Trips to Japan were the most fun, hands down! That place is pretty cool. Umm… I remember riding some pretty sick powder in Las Lenas Argentina and in Chile.
What’s the gnarliest or most impressive thing you’ve ever seen anyone do on a snowboard – not counting videos?
Oh shit, I’ve seen so much shit, it’s impossible to try and think of the gnarliest.
Do you think kids these days realize how dangerous snowboarding can be, chucking themselves off cliffs and so on in pursuit of that cover shot? And would you say it’s less creative and more balls-out than it used to be?
When you’re 17 years old you don’t care about the danger. You want to look cool and score chicks! You think you can do anything, haha! These days snowboarding is still mostly all of the same tricks with a few extra rotations tossed in, but more balls-out for sure!
What are your memories of Craig Kelly, and knowing him better than most, how do you feel about his tragic death?

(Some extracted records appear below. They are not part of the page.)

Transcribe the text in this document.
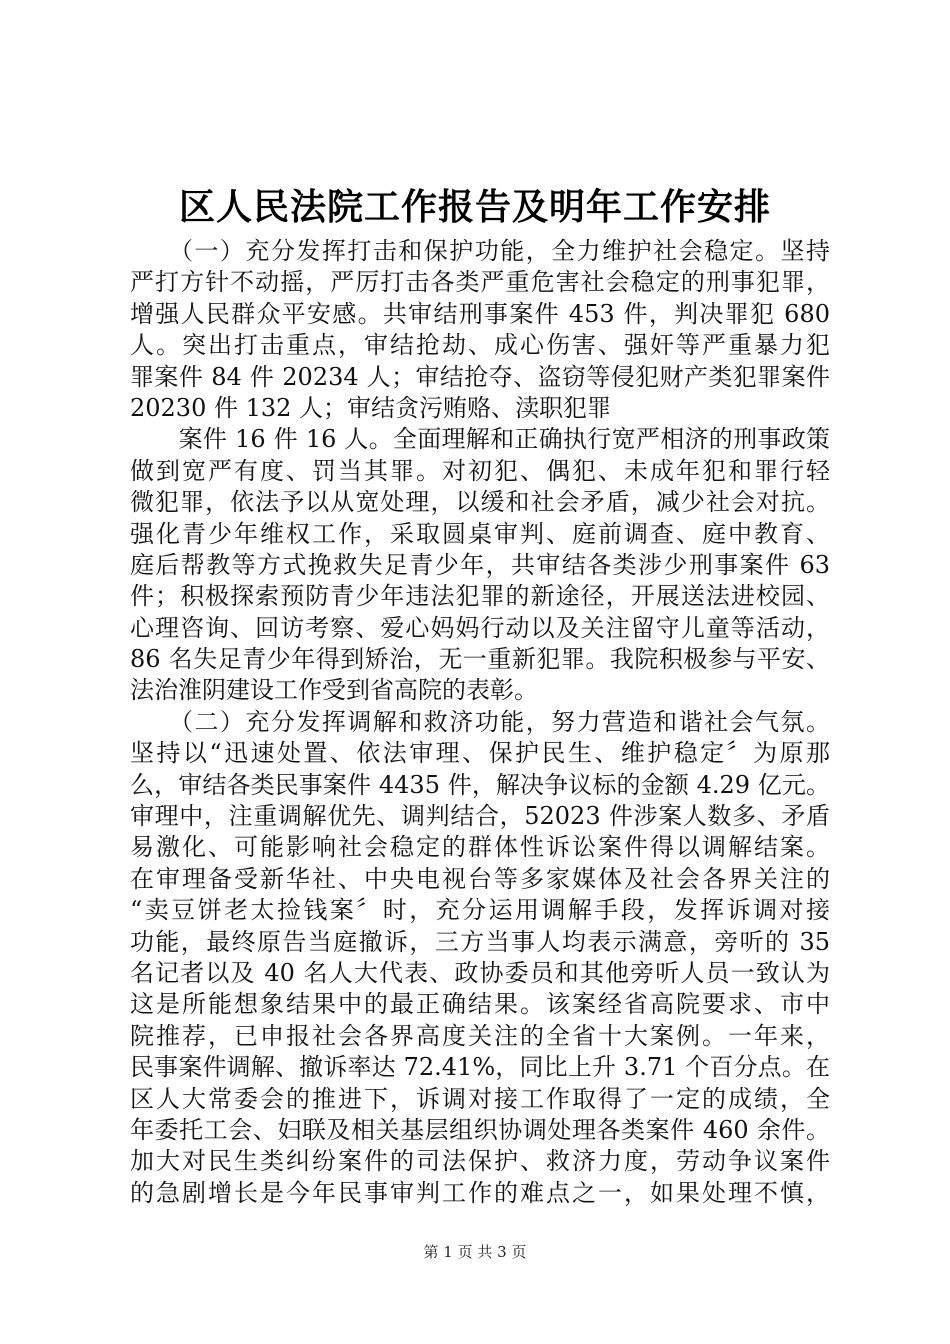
区人民法院工作报告及明年工作安排
　　（一）充分发挥打击和保护功能，全力维护社会稳定。坚持
严打方针不动摇，严厉打击各类严重危害社会稳定的刑事犯罪，
增强人民群众平安感。共审结刑事案件 453 件，判决罪犯 680
人。突出打击重点，审结抢劫、成心伤害、强奸等严重暴力犯
罪案件 84 件 20234 人；审结抢夺、盗窃等侵犯财产类犯罪案件
20230 件 132 人；审结贪污贿赂、渎职犯罪
　　案件 16 件 16 人。全面理解和正确执行宽严相济的刑事政策
做到宽严有度、罚当其罪。对初犯、偶犯、未成年犯和罪行轻
微犯罪，依法予以从宽处理，以缓和社会矛盾，减少社会对抗。
强化青少年维权工作，采取圆桌审判、庭前调查、庭中教育、
庭后帮教等方式挽救失足青少年，共审结各类涉少刑事案件 63
件；积极探索预防青少年违法犯罪的新途径，开展送法进校园、
心理咨询、回访考察、爱心妈妈行动以及关注留守儿童等活动，
86 名失足青少年得到矫治，无一重新犯罪。我院积极参与平安、
法治淮阴建设工作受到省高院的表彰。
　　（二）充分发挥调解和救济功能，努力营造和谐社会气氛。
坚持以“迅速处置、依法审理、保护民生、维护稳定〞为原那
么，审结各类民事案件 4435 件，解决争议标的金额 4.29 亿元。
审理中，注重调解优先、调判结合，52023 件涉案人数多、矛盾
易激化、可能影响社会稳定的群体性诉讼案件得以调解结案。
在审理备受新华社、中央电视台等多家媒体及社会各界关注的
“卖豆饼老太捡钱案〞时，充分运用调解手段，发挥诉调对接
功能，最终原告当庭撤诉，三方当事人均表示满意，旁听的 35
名记者以及 40 名人大代表、政协委员和其他旁听人员一致认为
这是所能想象结果中的最正确结果。该案经省高院要求、市中
院推荐，已申报社会各界高度关注的全省十大案例。一年来，
民事案件调解、撤诉率达 72.41%，同比上升 3.71 个百分点。在
区人大常委会的推进下，诉调对接工作取得了一定的成绩，全
年委托工会、妇联及相关基层组织协调处理各类案件 460 余件。
加大对民生类纠纷案件的司法保护、救济力度，劳动争议案件
的急剧增长是今年民事审判工作的难点之一，如果处理不慎，
第 1 页 共 3 页
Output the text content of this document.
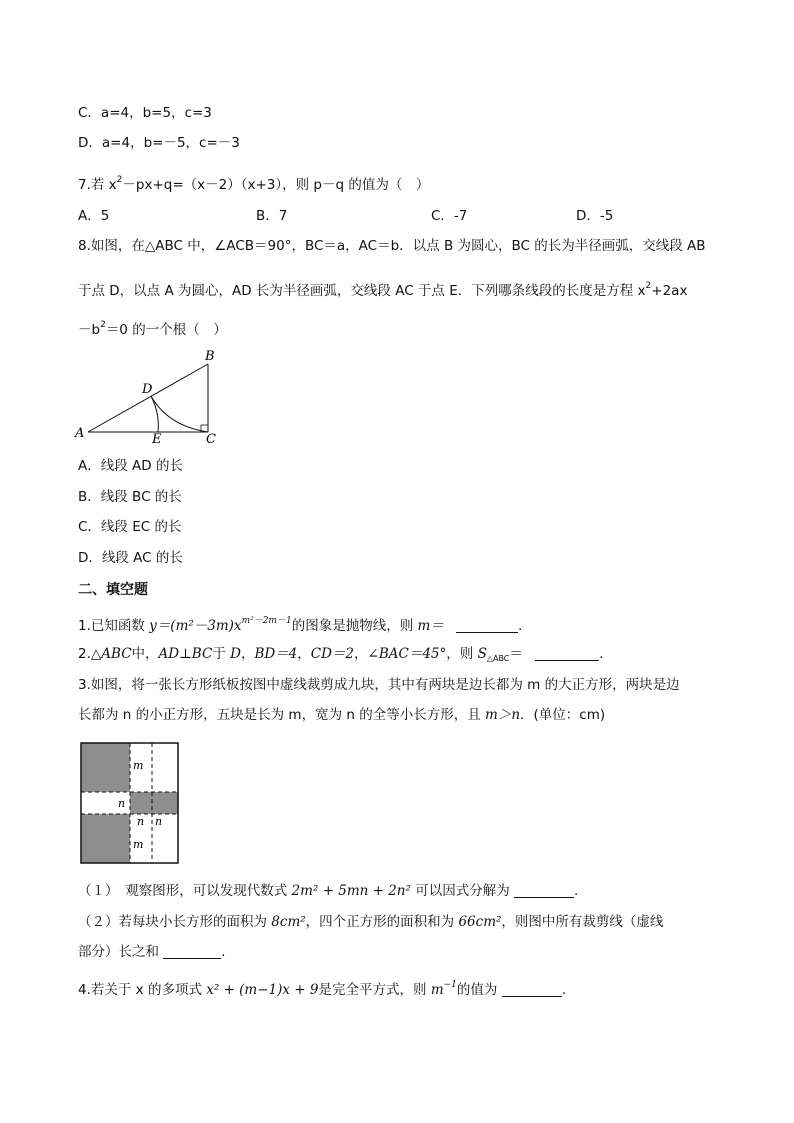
C．a=4，b=5，c=3
D．a=4，b=－5，c=－3
7.若 $x^2-px+q=(x-2)(x+3)$，则 p－q 的值为（　）
A．5	B．7	C．-7	D．-5
8.如图，在△ABC 中，∠ACB＝90°，BC＝a，AC＝b．以点 B 为圆心，BC 的长为半径画弧，交线段 AB
于点 D，以点 A 为圆心，AD 长为半径画弧，交线段 AC 于点 E．下列哪条线段的长度是方程 $x^2+2ax$
$-b^2=0$ 的一个根（　）
A
B
C
D
E
A．线段 AD 的长
B．线段 BC 的长
C．线段 EC 的长
D．线段 AC 的长
二、填空题
1.已知函数 $y=(m^2-3m)x^{m^2-2m-1}$的图象是抛物线，则 m＝	．
2.△ABC中，AD⊥BC于 D，BD＝4，CD＝2，∠BAC＝45°，则 $S_{\triangle ABC}=$	．
3.如图，将一张长方形纸板按图中虚线裁剪成九块，其中有两块是边长都为 m 的大正方形，两块是边
长都为 n 的小正方形，五块是长为 m，宽为 n 的全等小长方形，且 m＞n．(单位：cm)
m
n
n n
m
（１）　观察图形，可以发现代数式 2m² + 5mn + 2n² 可以因式分解为	.
（２）若每块小长方形的面积为 8cm²，四个正方形的面积和为 66cm²，则图中所有裁剪线（虚线
部分）长之和	.
4.若关于 x 的多项式 x² + (m−1)x + 9是完全平方式，则 $m^{-1}$的值为	.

Craig was a great guy. It sucks that he passed away the way he did because he was always so careful with that type of stuff. Sure you can say that he died doing what he loved, but still… Craig had a lot more surfing and snowboarding to do! He was good dude, really mellow, life was a big adventure to him. He loved messing with us younger guys back in the day. I remember driving somewhere with the Burton team. We were in a big passenger van. I was in the back seat sleeping – I was out cold, sleeping with my mouth open. I woke up choking to find Craig pouring Gatorade down my throat. It was pretty Funny.
Are you stoked that you were doing crails way back in the day for a laugh, and now because of the way snowboarding’s gone you have to have one in your pipe run or you’re not cool?
Backside crails right? Yeah it’s pretty cool that kids still like that trick. You got to admit, it’s a pretty dope looking trick if you do it right!
Did you ever want to do a Nancy Kerrigan style attack on Terje’s knees?
Not at all, Terje and I were good friends. We roomed together at a lot at contests. We use to hang out all the time, get food, drink booze… good times.
Which was your favourite pro model?
Either my Burton Cruzer model or my Burton Craps Table model.
What was the Fish graphic all about?
The Fish Board was my very first pro model and the idea behind that board was that I was from Vermont. Vermont has a lot of hunting and fishing – and there are lots of rednecks – so I decided to do the fish!
Do you still have every one of your pro decks in a wrapper?
Yes I think so… can’t remember where I put them though! But I always tried to keep one or two of each board.
You ever get pissed off with baseless bindings and think, ‘Why the fuck does my fuckin’ pro model have to have them?’
Have you ever been to Britain?
Hmm… I can’t remember? I think I went through there once when I was in Europe snowboarding. I think it was raining!
Sounds about right. Are you embarrassed of the snowboarding fashions now? Those stupid long tees are ridiculous!
I like most of the new outerwear, but I’m not too into this new 1980’s tight pants rocker shit. But hey, styles always need to change I guess. And ye, the long tees are pretty fuckin gay.
Do you miss it, snowboarding?
Yes and no. I rode for many years and did what I wanted with snowboarding at the time. It’s time for the next chapter – time to do some different things, y’know.
Do you find yourself only riding ‘perfect’ days because you’ve done so much riding in your lifetime?
Yep! How’d you know that?
How close do you follow the current scene, and which pros do you admire these days?
I judge a few big contests every winter – the X-Games and a few others – so I’m still up on everything. My favorite rider is probably Travis Rice. The kid can ride any kind of terrain very well!
Do you like Shaun White?
Yeah, Shaun is a good kid. I remember helping him learn tricks up in Mt. Hood in the early 90’s. Now look at him! I’m stoked for him and all his success.
What was the best thing you ever did on a snowboard?
Probably getting first overall out of all the World Cup halfpipe’s in 1991 and earning a World Champion Halfpipe title.
Can you still cut it in the pipe?
Sure, but I just do big straight airs now. There’s no need for spinning if you don’t compete anymore, haha!